Sixty-five-year-old Catherine Richard says the short nights and backbreaking work are beginning to take a toll. “There are days when I’m at work and I say to myself, ‘This isn’t possible. I’m going
to fall asleep on the tractor.’” She’d welcome even one day off a week, but she says hired help is often unreliable or unsatisfactory. Richard has no children, but even if she did, there’s no guarantee they’d be willing to pick up the reins.
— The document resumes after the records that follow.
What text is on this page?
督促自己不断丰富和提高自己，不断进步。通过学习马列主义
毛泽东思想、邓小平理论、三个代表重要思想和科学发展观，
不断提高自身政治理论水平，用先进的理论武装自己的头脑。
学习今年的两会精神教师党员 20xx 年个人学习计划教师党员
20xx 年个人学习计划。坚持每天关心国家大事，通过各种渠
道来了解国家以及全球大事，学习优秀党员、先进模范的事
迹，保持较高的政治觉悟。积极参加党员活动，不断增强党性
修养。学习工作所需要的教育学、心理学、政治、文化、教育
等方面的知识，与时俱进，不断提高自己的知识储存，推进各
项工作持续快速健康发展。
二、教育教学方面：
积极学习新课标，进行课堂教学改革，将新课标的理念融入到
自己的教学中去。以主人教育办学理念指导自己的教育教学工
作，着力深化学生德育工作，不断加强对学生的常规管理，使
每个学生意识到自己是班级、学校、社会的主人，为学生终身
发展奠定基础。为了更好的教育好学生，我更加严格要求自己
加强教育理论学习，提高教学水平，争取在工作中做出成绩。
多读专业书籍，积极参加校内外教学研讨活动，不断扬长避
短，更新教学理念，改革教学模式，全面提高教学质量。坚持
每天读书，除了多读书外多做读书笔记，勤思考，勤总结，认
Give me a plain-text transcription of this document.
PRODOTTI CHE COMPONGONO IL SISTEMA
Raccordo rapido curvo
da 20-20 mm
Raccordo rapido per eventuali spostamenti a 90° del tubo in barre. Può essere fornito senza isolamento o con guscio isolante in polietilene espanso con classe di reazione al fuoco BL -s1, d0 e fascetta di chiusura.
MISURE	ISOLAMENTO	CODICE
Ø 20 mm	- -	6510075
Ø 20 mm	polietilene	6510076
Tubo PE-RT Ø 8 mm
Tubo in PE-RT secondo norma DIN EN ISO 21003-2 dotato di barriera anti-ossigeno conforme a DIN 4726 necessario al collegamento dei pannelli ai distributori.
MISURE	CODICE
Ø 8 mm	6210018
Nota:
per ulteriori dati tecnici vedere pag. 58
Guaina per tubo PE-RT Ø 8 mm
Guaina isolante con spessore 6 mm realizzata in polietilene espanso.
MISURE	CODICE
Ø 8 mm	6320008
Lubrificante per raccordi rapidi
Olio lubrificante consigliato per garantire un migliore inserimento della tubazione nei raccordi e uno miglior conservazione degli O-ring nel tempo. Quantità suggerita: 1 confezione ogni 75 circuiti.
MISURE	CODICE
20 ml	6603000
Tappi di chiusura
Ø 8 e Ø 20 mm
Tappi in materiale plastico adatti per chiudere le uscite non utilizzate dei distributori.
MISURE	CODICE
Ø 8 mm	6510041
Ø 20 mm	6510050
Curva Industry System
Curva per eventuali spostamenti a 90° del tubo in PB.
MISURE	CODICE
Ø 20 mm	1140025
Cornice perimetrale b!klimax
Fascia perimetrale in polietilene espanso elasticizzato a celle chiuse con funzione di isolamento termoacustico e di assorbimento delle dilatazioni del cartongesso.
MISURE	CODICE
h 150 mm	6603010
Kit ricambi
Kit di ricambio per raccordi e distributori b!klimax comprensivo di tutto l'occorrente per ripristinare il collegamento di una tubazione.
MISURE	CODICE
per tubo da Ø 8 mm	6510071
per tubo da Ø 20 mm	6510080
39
Muller feels similarly. “Who would want to do a job where you need to get up every day, 365 days a year? Where there’s no vacation,” he muses. “Who’d want to get themselves into a thing like that?”
For now, they continue. But if something doesn’t change, this newfound biodiversity may be lost forever. “I’ve spent every summer of my life here,” says Catherine. “But I’m not sure how much longer I’ll last.”